Like an alternative, bite-size version of Breaking Bad, first-time director E.L. Katz’s gruesome comedy Cheap Thrills takes an unassuming suburban family man named Craig (Pat Healy) and exposes a repressed, dark side of his psyche via the sinful temptation of money. What begins as an quick drink between old friends at a bar evolves into a horrific freak show of debauchery, mutilation, and mind-blowing excess driven by the promise of big money.
Most of us would go pretty far–perhaps much farther than we think ourselves capable–to get our hands on that kind of dough. Katz and writers David Chirchirillo and Trent Haaga stretch the bounds of morality with the characters of Craig and his scruffy, sketchy old high school buddy Vince (Ethan Embry).
Though the exact nature of their previous friendship is never clearly explained (good choice by the writers), Craig, a conservative, self-conscious fellow, and Vince, a rougher, more reckless spirit, seem relatively content to randomly bump into each other at a local bar after years without contact. They’re both strapped for cash, with Craig struggling to provide for his wife and baby, and Vince paying his way as a shady debt collector.
Before Craig can call it a night and go home to his family (like a respectable father), he and Vince run into hootin’ n’ hollerin’ party dude Colin (David Koechner) and his quiet, hot wife Violet (Sara Paxton), who happens to be celebrating her birthday. The loaded (on booze, coke, and most importantly, money) Colin begins daring Craig and Vince to do simple dares like taking shots of tequila and getting girls to slap them, with big bucks as incentive.
The foursome eventually drift over to Colin and Violet’s home–an eccentric hippy cave filled with weird art and tchotchkes–where the dares become exponentially more objectionable and vile. (It’d be a shame to spoil just how extreme these little freak shows become, but what I will say is that I have a reasonably strong stomach when it comes to gross-out horror flicks, and some of the latter dares border on unwatchable.)
“I need that money for my family,” Craig mutters with a bloody, broken nose, dished out by his “buddy” Vince. Does he really need the money that bad? As he sacrifices more and more of his morality and decency, one begins to wonder whether he’s doing these terrible things for his family, or because he’s been waiting his entire life for something or someone to unlock his wild side. This sophisticated idea makes Cheap Thrills stand out amongst its genre movie contemporaries. There’s food for thought buried deep beneath the filth.

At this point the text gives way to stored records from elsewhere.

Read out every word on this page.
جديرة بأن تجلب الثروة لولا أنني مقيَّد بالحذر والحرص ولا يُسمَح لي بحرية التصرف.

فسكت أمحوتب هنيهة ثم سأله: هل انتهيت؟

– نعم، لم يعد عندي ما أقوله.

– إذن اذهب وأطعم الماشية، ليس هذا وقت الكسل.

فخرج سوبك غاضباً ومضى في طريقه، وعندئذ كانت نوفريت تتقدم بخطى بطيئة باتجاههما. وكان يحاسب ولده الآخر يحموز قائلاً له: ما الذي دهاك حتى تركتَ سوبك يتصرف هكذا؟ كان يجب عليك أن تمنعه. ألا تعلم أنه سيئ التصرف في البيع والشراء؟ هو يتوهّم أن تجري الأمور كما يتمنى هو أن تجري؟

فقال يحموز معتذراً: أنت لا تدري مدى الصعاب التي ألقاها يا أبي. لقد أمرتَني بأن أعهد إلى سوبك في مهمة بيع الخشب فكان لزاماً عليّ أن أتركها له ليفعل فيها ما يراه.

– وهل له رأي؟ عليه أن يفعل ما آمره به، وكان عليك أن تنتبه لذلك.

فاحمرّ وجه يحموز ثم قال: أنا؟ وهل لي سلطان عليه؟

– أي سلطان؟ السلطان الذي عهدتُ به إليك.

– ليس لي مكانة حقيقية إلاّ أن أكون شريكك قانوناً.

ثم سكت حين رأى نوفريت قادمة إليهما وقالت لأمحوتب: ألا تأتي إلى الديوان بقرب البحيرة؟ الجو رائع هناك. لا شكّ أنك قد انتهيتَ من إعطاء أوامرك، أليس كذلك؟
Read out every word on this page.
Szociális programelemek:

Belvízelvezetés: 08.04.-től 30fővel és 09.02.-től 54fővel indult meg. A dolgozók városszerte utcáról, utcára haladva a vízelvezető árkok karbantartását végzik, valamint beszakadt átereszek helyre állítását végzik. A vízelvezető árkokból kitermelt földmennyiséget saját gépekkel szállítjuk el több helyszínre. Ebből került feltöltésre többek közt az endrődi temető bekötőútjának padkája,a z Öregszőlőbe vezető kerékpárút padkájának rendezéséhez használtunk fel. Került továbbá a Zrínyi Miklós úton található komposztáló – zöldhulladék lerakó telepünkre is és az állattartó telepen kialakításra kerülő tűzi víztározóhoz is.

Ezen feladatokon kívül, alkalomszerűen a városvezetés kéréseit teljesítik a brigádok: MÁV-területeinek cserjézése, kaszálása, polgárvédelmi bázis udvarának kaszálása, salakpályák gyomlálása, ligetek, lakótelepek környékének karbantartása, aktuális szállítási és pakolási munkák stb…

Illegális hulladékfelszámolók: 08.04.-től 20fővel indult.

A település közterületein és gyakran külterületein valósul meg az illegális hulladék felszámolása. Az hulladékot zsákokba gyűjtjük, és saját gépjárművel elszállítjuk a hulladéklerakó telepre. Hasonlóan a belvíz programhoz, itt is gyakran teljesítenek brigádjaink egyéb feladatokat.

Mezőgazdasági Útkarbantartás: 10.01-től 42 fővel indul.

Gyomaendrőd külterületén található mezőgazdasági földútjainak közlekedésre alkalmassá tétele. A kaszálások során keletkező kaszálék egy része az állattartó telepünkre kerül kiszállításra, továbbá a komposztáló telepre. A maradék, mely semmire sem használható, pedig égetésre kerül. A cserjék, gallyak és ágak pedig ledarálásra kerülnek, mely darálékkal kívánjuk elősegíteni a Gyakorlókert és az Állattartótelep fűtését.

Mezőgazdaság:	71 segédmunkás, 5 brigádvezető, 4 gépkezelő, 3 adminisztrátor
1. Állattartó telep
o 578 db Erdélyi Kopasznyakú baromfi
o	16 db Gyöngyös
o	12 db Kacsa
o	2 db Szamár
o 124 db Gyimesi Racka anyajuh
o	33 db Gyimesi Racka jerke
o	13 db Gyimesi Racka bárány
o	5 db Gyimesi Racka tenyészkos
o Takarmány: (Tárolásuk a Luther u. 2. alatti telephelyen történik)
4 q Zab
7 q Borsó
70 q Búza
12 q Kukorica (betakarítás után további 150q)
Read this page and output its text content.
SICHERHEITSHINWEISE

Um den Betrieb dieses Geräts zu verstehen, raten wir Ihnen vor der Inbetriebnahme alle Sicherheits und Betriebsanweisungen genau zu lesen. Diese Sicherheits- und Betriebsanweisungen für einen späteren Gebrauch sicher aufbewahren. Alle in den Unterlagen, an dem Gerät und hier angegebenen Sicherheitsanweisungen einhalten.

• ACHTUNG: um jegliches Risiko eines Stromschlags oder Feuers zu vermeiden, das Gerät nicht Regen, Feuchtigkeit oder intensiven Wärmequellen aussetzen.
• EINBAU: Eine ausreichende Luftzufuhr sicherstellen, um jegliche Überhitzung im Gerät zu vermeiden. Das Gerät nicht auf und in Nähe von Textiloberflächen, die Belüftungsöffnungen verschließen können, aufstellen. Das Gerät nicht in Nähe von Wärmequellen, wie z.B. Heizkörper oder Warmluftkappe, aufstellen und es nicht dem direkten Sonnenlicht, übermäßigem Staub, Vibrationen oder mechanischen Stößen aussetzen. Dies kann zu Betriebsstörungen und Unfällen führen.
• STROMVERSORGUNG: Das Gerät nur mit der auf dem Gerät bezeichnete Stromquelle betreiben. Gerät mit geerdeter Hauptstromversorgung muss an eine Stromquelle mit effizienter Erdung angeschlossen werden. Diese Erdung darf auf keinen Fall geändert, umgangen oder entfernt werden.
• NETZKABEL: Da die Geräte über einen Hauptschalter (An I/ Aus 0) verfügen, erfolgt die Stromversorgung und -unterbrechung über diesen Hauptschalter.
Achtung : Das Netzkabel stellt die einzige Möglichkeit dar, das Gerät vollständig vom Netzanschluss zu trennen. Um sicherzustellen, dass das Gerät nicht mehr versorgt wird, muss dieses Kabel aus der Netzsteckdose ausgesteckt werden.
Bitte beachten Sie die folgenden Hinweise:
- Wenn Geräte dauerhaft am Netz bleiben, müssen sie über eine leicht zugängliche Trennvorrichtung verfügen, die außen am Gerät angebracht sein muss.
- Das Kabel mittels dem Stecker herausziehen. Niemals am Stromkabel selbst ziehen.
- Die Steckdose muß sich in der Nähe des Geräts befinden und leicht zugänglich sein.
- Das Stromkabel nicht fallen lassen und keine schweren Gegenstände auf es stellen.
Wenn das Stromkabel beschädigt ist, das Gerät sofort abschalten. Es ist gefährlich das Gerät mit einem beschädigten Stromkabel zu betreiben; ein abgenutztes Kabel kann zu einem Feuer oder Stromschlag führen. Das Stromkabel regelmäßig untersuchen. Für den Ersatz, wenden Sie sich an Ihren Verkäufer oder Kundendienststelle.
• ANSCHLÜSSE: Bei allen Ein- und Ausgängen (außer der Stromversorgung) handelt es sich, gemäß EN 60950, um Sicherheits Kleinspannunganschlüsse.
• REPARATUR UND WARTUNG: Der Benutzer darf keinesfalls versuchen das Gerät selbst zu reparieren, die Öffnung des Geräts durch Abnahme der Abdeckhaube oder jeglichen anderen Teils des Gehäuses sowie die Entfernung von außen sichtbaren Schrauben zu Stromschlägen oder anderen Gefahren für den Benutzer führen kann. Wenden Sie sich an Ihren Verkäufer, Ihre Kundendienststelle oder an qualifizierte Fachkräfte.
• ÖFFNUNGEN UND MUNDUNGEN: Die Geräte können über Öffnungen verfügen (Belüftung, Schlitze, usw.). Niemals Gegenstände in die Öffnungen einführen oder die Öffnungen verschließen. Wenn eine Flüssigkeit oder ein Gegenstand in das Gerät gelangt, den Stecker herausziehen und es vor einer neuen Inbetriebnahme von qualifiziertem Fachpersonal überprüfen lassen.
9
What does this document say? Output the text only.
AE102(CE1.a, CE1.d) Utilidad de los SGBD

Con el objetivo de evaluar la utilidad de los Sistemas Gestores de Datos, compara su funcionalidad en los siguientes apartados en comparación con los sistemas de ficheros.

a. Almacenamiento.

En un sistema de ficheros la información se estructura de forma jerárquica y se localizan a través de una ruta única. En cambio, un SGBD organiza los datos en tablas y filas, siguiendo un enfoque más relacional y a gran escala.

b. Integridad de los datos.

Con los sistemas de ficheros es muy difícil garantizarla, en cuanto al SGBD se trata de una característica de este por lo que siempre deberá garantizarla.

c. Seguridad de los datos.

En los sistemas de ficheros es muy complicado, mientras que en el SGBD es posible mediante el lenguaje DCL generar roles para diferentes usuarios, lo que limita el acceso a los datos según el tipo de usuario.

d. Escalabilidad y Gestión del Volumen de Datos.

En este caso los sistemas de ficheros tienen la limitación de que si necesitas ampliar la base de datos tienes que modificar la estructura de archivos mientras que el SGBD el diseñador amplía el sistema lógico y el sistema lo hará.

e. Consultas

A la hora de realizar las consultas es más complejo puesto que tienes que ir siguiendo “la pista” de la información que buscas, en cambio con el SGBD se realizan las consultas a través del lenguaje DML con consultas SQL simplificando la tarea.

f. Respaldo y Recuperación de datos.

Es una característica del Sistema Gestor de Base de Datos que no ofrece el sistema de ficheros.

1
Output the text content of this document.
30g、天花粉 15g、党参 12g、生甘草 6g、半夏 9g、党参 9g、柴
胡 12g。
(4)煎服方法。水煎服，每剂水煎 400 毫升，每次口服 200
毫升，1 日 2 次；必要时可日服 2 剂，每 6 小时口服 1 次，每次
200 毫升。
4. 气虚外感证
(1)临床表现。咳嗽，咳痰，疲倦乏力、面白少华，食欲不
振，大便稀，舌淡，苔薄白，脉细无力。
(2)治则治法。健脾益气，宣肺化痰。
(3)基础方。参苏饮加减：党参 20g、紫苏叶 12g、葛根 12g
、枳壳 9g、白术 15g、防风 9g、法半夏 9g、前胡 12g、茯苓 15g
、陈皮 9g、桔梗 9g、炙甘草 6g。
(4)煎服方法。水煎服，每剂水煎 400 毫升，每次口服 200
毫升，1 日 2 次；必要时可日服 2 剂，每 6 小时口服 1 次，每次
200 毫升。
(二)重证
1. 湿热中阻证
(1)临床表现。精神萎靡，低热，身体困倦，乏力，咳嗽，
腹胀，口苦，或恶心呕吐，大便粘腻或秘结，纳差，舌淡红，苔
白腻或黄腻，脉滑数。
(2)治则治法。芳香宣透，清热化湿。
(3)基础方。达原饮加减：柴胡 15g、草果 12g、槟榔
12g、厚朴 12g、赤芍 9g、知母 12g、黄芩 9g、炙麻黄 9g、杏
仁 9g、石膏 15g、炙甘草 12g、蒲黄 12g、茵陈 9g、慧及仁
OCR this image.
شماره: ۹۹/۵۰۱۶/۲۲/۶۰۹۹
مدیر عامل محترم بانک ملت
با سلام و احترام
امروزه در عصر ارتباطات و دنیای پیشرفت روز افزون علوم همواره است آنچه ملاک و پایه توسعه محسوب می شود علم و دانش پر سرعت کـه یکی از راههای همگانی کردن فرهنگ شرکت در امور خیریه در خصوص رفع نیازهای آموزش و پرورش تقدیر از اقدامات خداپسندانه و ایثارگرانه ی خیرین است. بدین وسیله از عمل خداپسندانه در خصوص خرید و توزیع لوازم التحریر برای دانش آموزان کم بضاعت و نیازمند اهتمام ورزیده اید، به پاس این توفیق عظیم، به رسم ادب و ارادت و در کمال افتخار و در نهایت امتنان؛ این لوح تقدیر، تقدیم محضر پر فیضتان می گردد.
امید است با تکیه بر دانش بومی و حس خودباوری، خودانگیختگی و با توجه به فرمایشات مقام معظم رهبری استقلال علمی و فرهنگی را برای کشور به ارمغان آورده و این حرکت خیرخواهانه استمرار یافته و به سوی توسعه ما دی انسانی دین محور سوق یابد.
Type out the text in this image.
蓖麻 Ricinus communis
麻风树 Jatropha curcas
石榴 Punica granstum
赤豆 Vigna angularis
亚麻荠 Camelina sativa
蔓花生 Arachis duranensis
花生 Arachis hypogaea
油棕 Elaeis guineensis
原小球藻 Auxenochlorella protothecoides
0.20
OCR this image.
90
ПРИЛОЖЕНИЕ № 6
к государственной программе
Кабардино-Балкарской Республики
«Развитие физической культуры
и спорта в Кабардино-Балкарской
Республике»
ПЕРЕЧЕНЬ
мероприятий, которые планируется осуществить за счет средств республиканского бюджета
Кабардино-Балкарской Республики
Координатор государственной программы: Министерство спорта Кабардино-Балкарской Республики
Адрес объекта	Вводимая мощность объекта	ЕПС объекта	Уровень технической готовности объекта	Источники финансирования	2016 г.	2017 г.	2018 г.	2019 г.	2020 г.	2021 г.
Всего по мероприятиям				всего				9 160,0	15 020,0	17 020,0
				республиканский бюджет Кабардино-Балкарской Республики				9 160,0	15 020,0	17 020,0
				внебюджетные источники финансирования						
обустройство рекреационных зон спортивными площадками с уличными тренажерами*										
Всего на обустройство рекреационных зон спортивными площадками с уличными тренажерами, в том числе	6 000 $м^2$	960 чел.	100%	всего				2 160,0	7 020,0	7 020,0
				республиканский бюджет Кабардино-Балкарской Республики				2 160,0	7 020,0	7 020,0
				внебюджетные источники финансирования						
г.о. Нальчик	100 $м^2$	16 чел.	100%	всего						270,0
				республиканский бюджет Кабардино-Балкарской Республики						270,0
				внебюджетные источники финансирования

Healy (always good) and Embry (pulling off tough-guy machismo despite being known for his earlier work as a cute, clean-cut teen) communicate the devolution of their characters’ friendship with refined nuance, which can be hard to pull off amid such a chaotic scenario. Through quick, spiteful glances and subtle, is-he-kidding-or-isn’t-he personal jabs, we watch as they gnash at each other’s throats, all in the name of the $250,000 that Colin has thrown up in the air for them to fight over. Koechner, mostly known for his comedic roles in The Office and the Anchorman movies, is familiarly funny and zany here, but is given the opportunity to wander into dark territory as Colin and Violet become more menacing ringmasters as the film wears on.
One of the characters arrives at a revelation in the film’s climactic scene that doesn’t feel sufficiently earned. It doesn’t come completely out of left field, and it makes sense from certain angles, but the turn feels forced and more in support of another character’s arc. Aside from this instance, the film is harmonious.
Katz constantly finds interesting ways to shoot Colin and Violet’s kooky abode, where most of the film plays out. It at first doesn’t seem so creepy, but as the night’s events grow crazier and more frightening, so does the house. Deep shadows and moody lighting create an ominous atmosphere that lends itself to the devilish material.
There’s a punk rock vibe to Cheap Thrills that comes through most towards the end of the film, when things get really outrageous and brutal. The interplay between the four main characters is balanced perfectly, with Koechner and Paxton setting the rhythm and groove and Healy and Embry playing dueling frontmen without stepping on each other’s toes. It’s a compact, twisted, delightful (if you’re into this sort of thing) nugget of exploitation that thrives on committed performances and sound craftsmanship.